Chapter 1 Data Structures

Graph

A graph is a data structure for representing connections among items, and consists of vertices connected by edges. A vertex represents an item in a graph. An edge represents a connection between two vertices in a graph.

Hash table

A hash table is a data structure that stores unordered items by mapping (or hashing) each item to a location in an array.

linked lists

A linked list is a data structure that stores an ordered list of items in nodes, where each node stores data and has a pointer to the next node.

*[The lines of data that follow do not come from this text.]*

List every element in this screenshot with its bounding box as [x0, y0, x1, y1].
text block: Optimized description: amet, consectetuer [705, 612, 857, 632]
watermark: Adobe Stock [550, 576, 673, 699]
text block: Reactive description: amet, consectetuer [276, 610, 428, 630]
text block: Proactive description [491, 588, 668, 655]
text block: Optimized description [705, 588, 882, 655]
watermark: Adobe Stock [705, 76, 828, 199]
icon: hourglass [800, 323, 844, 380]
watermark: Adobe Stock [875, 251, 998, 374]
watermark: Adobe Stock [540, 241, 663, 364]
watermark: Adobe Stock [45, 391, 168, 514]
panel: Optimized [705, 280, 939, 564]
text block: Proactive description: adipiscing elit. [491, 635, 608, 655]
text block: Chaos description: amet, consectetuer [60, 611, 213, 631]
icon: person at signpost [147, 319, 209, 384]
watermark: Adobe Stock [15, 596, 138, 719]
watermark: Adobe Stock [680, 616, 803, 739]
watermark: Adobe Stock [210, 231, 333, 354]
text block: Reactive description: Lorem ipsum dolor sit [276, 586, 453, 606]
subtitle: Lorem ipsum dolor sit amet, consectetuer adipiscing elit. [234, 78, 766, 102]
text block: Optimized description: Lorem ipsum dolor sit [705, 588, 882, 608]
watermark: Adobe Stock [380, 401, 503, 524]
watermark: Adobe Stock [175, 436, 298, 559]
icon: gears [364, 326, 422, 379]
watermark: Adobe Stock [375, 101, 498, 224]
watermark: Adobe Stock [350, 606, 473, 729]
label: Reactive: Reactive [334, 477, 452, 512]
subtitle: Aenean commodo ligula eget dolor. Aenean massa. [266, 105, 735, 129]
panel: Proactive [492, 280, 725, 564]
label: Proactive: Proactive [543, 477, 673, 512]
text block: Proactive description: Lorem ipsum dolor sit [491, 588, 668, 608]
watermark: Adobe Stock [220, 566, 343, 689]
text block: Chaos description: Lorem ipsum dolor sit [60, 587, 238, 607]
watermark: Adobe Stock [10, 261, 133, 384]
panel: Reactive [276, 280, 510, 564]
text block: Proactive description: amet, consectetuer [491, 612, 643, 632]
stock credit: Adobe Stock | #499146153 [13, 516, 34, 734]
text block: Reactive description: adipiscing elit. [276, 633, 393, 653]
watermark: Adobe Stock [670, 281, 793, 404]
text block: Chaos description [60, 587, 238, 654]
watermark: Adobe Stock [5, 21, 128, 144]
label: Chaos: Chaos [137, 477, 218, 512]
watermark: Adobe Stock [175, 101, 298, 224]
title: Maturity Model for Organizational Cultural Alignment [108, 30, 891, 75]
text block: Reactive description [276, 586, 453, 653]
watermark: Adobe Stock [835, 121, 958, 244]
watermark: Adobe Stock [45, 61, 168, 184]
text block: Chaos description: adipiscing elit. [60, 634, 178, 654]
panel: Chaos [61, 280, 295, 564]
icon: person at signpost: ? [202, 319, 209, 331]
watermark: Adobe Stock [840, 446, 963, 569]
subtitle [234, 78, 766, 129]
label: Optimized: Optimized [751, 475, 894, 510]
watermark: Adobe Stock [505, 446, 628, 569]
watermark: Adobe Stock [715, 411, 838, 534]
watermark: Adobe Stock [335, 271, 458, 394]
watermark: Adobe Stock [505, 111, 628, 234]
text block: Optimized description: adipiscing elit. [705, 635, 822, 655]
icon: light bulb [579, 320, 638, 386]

Abstract data types (ADTs)

An abstract data type (ADT) is a data type described by predefined user operations, such as "insert data at rear," without indicating how each operation is implemented. An ADT can be implemented using different underlying data structures. However, a programmer need not have knowledge of the underlying implementation to use an ADT. Ex: A list is a common ADT for holding ordered data, having operations like append a data item, remove a data item, search whether a data item exists, and print the list. A list ADT is commonly implemented using arrays or linked list data structures.

Algorithms

An algorithm describes a sequence of steps to solve a computational problem or perform a calculation. An algorithm can be described in English, pseudocode, a programming language, hardware, etc. A computational problem specifies an input, a question about the input that can be answered using a computer, and the desired output.

Algorithm efficiency

An algorithm describes the method to solve a computational problem. Programmers and computer scientists should use or write efficient algorithms. Algorithm efficiency is typically measured by the algorithm's computational complexity. Computational complexity is the amount of resources used by the algorithm. The most common resources considered are the runtime and memory usage.

Runtime complexity

An algorithm's runtime complexity is a function, T(N), that represents the number of constant time operations performed by the algorithm on an input of size N. Runtime complexity is discussed in more detail elsewhere. Because an algorithm's runtime may vary significantly based on the input data, a common approach is to identify best and worst case scenarios. An algorithm's best case is the scenario where the algorithm does the minimum possible number of operations. An algorithm's worst case is the scenario where the algorithm does the maximum possible number of operations.

Array

An array is a data structure that stores an ordered list of items, where each item is directly accessible by a positional index.

Binary tree

A binary tree is a data structure in which each node stores data and has up to two children, known as a left child and a right child.

Data Structure

A data structure is a way of organizing, storing, and performing operations on data. Operations performed on a data structure include accessing or updating stored data, searching for specific data, inserting new data, and removing data. The following provides a list of basic data structures.

Heap

A max-heap is a tree that maintains the simple property that a node's key is greater than or equal to the node's childrens' keys. A min-heap is a tree that maintains the simple property that a node's key is less than or equal to the node's childrens' keys.

Record

A record is the data structure that stores subitems, often called fields, with a name associated with each subitem.

Space complexity

An algorithm's space complexity is a function, S(N), that represents the number of fixed-size memory units used by the algorithm for an input of size N. Ex: The space complexity of an algorithm that duplicates a list of numbers is S(N) = 2N + k, where k is a constant representing memory used for things like the loop counter and list pointers. Space complexity includes the input data and additional memory allocated by the algorithm. An algorithm's auxiliary space complexity is the space complexity not including the input data. Ex: An algorithm to find the maximum number in a list will have a space complexity of S(N) = N + k, but an auxiliary space complexity of S(N) = k, where k is a constant.

NP-complete (Algorithms)

NP-complete problems are a set of problems for which no known efficient algorithm exists. NP-complete problems have the following characteristics: No efficient algorithm has been found to solve an NP-complete problem. No one has proven that an efficient algorithm to solve an NP-complete problem is impossible. If an efficient algorithm exists for one NP-complete problem, then all NP-complete problem can be solved efficiently. By knowing a problem is NP-complete, instead of trying to find an efficient algorithm to solve the problem, a programmer can focus on finding an algorithm to efficiently find a good, but non-optimal, solution.